Process: Main skill.md orchestrates phases; steps/ folder details instructions. For marketing pages: Analyze repo → interview messaging → frontend design → implement one-pager (e.g., braindown.app/sparkdrop.co homepages without SaaS sales, just explanations/starter kit teasers). Starter kits for Pro members include his specs/prompts/PRDs/video guides for customization. Video skill pulls code/conversations for YouTube outlines.

This fuses workflows: Product builds and marketing (pages/assets/videos) run side-by-side, even same codebase. Tradeoff: More upfront skill crafting, but scales operations. "Product and marketing used to be two totally separate workflows and now they run in parallel sometimes inside the same codebase."
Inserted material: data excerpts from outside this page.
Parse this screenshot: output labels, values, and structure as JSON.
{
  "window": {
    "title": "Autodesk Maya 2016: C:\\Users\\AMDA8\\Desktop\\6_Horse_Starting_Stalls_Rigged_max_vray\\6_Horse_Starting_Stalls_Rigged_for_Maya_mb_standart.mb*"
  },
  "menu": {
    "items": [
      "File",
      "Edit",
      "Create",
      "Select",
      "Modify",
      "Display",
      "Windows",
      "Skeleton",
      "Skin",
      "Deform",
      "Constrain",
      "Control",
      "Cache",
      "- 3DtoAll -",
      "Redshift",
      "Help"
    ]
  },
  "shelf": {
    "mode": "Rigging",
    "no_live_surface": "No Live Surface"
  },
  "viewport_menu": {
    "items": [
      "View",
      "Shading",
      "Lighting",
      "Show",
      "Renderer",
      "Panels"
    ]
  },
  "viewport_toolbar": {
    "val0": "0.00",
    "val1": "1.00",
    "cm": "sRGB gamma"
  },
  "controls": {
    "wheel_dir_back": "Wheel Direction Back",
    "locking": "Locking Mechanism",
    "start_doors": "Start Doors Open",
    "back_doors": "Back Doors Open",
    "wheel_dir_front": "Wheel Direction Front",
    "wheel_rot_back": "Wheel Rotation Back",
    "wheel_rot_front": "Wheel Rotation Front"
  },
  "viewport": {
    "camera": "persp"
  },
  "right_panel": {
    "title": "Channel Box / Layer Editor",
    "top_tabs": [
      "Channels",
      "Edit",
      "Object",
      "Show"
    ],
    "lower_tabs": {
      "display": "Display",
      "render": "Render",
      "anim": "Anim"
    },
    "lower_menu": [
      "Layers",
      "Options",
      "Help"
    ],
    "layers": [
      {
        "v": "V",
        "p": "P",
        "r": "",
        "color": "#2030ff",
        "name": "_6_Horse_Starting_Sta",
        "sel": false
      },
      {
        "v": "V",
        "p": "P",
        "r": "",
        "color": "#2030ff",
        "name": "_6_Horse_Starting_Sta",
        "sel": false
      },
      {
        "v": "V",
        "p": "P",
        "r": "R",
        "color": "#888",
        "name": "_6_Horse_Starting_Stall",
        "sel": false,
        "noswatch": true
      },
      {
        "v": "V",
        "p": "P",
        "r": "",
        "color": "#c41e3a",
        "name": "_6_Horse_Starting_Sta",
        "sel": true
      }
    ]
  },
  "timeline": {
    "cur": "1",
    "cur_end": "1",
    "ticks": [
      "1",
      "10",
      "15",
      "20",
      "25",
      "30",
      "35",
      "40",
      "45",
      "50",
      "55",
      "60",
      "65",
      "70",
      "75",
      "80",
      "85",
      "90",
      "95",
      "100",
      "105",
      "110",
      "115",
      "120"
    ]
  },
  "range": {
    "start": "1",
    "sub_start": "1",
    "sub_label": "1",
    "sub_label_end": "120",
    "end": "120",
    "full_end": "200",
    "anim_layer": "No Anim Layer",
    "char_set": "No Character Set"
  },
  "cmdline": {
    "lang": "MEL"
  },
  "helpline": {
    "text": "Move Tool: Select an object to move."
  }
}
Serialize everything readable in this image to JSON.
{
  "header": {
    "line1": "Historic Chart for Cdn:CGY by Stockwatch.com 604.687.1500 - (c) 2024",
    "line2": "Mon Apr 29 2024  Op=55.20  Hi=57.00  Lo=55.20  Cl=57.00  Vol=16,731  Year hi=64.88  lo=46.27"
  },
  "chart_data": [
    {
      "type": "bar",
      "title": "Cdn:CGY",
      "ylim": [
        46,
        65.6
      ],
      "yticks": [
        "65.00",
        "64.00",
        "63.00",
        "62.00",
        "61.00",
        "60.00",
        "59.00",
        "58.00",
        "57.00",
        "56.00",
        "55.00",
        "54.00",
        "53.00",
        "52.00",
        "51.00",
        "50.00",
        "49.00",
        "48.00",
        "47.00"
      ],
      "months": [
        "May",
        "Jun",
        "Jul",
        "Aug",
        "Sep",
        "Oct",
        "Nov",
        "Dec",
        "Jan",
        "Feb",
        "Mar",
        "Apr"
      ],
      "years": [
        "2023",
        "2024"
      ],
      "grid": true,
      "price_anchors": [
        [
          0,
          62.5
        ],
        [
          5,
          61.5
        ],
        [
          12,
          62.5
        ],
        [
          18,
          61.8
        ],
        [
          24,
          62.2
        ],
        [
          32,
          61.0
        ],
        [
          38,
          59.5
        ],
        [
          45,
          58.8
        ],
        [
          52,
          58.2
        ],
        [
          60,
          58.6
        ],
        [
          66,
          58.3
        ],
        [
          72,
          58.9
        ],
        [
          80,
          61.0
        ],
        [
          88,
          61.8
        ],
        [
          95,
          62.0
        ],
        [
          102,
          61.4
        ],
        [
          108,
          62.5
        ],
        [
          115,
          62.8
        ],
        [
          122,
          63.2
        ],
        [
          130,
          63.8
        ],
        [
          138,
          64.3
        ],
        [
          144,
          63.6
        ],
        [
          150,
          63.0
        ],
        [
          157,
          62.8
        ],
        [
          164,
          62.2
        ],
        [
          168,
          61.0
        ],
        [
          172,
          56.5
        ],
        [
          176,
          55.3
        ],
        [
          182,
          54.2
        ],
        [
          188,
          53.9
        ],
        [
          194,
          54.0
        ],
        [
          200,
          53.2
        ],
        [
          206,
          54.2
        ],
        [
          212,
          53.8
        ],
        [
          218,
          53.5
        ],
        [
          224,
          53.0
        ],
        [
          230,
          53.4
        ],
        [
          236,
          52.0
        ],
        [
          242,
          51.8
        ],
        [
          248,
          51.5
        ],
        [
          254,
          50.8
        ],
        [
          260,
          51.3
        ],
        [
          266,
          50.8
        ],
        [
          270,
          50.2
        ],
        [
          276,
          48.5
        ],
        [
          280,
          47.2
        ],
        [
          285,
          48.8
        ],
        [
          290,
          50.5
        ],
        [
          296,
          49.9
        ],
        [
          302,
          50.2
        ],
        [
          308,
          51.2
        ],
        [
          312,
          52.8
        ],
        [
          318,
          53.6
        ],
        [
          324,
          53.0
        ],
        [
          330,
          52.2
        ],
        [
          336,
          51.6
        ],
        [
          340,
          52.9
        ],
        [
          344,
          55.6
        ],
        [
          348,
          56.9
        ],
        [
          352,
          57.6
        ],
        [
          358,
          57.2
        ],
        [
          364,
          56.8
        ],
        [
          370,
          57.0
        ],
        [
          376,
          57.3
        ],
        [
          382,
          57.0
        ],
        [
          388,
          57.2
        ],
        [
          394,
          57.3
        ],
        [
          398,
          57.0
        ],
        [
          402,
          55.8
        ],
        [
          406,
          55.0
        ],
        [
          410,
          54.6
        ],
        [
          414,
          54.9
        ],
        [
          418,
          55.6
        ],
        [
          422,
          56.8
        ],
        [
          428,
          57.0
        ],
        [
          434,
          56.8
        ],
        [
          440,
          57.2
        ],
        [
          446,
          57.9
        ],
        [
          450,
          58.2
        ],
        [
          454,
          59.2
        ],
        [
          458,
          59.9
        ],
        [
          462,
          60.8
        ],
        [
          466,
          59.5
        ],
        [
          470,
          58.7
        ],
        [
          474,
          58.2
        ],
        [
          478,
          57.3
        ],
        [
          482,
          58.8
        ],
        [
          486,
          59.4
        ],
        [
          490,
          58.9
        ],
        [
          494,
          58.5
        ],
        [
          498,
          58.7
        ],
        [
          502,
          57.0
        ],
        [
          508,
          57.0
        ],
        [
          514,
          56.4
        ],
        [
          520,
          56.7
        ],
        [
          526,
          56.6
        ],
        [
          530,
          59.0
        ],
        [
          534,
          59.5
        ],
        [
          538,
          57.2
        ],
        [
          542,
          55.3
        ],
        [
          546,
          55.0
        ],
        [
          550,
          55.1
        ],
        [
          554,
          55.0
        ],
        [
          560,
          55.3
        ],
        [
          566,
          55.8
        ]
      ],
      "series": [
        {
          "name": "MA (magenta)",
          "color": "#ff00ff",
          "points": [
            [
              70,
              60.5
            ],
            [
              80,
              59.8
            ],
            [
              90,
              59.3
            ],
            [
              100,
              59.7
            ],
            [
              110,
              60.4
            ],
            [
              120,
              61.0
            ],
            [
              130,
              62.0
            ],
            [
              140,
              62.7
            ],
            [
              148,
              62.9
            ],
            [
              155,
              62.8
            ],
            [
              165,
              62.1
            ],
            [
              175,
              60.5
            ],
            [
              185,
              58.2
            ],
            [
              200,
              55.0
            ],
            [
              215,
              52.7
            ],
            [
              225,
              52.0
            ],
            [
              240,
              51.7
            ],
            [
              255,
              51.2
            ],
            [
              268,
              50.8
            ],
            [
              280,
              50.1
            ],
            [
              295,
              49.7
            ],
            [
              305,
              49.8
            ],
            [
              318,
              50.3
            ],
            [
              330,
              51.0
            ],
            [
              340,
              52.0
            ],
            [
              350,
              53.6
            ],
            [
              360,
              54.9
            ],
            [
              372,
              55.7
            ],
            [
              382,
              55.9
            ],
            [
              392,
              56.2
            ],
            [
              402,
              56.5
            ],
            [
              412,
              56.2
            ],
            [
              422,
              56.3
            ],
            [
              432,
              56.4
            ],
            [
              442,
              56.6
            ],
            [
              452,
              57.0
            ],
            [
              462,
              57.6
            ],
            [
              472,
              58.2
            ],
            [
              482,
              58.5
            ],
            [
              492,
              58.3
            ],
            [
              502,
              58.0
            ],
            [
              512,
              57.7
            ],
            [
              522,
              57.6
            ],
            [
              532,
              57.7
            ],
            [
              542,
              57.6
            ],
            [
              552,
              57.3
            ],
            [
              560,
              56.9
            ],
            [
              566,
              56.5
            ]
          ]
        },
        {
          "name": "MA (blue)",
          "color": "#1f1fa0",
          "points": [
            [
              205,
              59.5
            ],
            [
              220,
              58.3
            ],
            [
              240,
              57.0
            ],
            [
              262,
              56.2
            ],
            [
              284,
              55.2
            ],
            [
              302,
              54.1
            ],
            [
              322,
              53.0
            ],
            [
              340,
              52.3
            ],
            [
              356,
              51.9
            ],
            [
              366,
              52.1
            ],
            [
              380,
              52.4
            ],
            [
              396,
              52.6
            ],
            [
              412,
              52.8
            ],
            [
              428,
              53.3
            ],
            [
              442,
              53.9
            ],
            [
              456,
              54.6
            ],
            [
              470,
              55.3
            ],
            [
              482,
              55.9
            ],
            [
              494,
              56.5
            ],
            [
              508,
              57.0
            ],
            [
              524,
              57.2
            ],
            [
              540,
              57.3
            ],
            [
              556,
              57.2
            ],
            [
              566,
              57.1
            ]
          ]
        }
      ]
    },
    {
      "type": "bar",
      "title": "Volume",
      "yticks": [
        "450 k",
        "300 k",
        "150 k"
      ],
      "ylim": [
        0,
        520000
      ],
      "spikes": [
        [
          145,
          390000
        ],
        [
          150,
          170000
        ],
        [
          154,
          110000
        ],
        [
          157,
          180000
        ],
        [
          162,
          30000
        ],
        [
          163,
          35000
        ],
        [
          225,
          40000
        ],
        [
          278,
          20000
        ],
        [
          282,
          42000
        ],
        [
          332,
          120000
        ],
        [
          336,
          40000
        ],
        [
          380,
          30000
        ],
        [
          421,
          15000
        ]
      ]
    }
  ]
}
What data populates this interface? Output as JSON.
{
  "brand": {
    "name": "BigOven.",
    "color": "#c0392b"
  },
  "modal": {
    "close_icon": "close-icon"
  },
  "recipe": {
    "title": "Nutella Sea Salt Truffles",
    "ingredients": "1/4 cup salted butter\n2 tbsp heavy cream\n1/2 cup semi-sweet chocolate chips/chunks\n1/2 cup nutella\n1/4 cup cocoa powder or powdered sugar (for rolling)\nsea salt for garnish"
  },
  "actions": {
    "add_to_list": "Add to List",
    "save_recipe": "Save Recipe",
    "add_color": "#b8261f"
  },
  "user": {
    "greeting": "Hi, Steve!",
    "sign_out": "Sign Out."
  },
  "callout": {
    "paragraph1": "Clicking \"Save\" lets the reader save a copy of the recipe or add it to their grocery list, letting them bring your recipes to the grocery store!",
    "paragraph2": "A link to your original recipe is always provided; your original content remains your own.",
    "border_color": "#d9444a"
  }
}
Mobile Enables Autonomous Overnight Agent Tasks

Mobile Claude Code (iOS app) addictively extends multitasking: Queue big tasks (codebase analysis/research/spec churn) pre-dinner/bedtime/morning routine, optimizing wait times. Patterns: Evening office handoff → sleep work → morning review/queue next. Blends with exercise/coffee. Enables true autonomy as agents handle long-running tasks untethered from desktop.

Key Takeaways

  • Allocate 90% effort to spec shaping; review 10%—push creative energy there to justify multi-agent scale.
  • Use git worktrees (via Superset Cmd+N) for safe parallel agent tasks across 2-4 features/repos.
  • Build reusable agent skills (main.md + steps/) for ops like marketing pages/starter kits/video plans to blend product/marketing.
  • Prioritize native CLI tools (Superset > wrappers) for familiar DX; evaluate sidebar layouts for filetree/chat fluidity.
  • Integrate Consensus MCP for research-backed specs/PR reviews in high-stakes builds.
  • Leverage mobile for autonomous tasks: Queue overnight to reclaim personal time.
  • Evolve sequentially: Hand-code → AI enhance → Collaborate → Orchestrate multitask.
  • Extract assets (starters/videos) from builds to fuel marketing/content pipelines.
  • Default to local branch workspaces; merge via PRs for deploy safety.